Biało-czerwoni mają dodatni bilans meczów z Rumunią, bo w czasach minionych wygrywaliśmy jak chcieliśmy, odsyłając rywali z solidnym bagażem bramkowym. Jednak dla wielu z nas po ostatnich, przed pandemią, mistrzostwach świata w 2019 r. w Tallinie mamy solidną czkawką. Fatalna skuteczność oraz koszmarny błąd bramkarza Przemysława Odrobnego sprawiły, że Rumunia wygrała 3:2 po dogrywce i awansowała do wyższej dywizji. To były ostatni turniej Tomasz Valtonena, którego w czerwcu zastąpił Robert Kalaber. A potem nastał trudny czas pandemii i reprezentacja ugrzęzła na 3. poziomie rozgrywkowym.

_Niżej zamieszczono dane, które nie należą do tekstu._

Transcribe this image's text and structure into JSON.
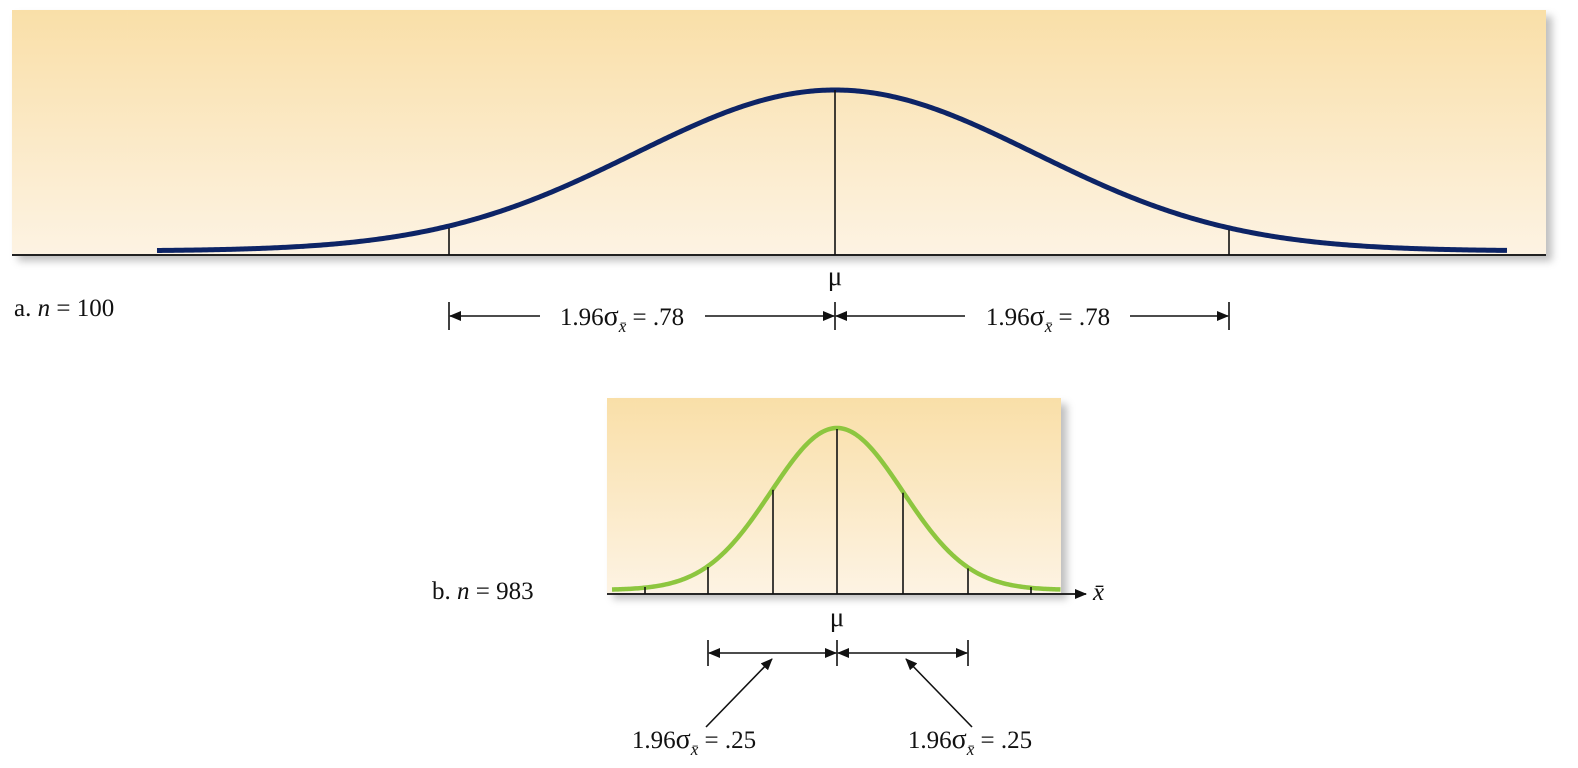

W przyszłym tygodniu rozpocznie rywalizację, by w końcu opuścić tę niechlubną dywizję. Nim to jednak nastąpi przed biało-czerwonymi ostatnia przymiarka i przynajmniej częściowe wyrównanie rachunków. Nasi rywale mieli już okazję w słowackim Hamuliakowie spotkać się towarzysko z Japonią i przegrali z kretesem 2:8. Azjaci to nasi rywale w tyskiej imprezie i wysłali nam delikatny sygnał ostrzegawczy, że wcale nie będzie łatwo. Ciekawi jesteśmy jak wypadną nasi hokeiści, którzy już wystąpią niemal w optymalnym składzie. Gramy towarzysko, ale to prestiżowe spotkanie i nie wypada nam przegrywać. Tę czkawkę trzeba przerwać.


Z Rumunią zagrają

  • Bramkarze: John Murray (GKS Katowice), David Zabolotny (Comarch Cracovia).
  • Obrońcy: Mateusz Bryk, Kamil Górny, Marcin Horzelski i Arkadiusz Kostek (wszyscy JKH GKS Jastrzębie), Bartosz Ciura (Frydek-Mistek), Oskar Jaśkiewicz (HC Kalmar), Maciej Kruczek i Patryk Wajda (obaj GKS Katowice).
  • Napastnicy: Krystian Dziubiński (Re-Plast Unia Oświęcim), Mateusz Gościński, Bartłomiej Jeziorski i Filip Starzyński (wszyscy GKS Tychy), Filip Komorski i Alan Łyszczarczyk (obaj HC Frydek Mistek), Mateusz Michalski i Patryk Wronka (obaj GKS Katowice), Dominik Paś (JKH), Radosław Sawicki (Ciarko STS Sanok), Damian Tyczyński (Spartak Dubnica), Paweł Zygmunt (Verva Litwinów).

Liczba

57

MECZ rozegrają biało-czerwoni z Rumunami. Dotychczas wygrali 45, 5 zremisowali i 6 przegrali. Bilans bramkowy 355-96.


Na zdjęciu: Grzegorz Pasiut nie wystąpi w Bratysławie, ale mocno liczymy na jego grę podczas mistrzostw świata w Tychach.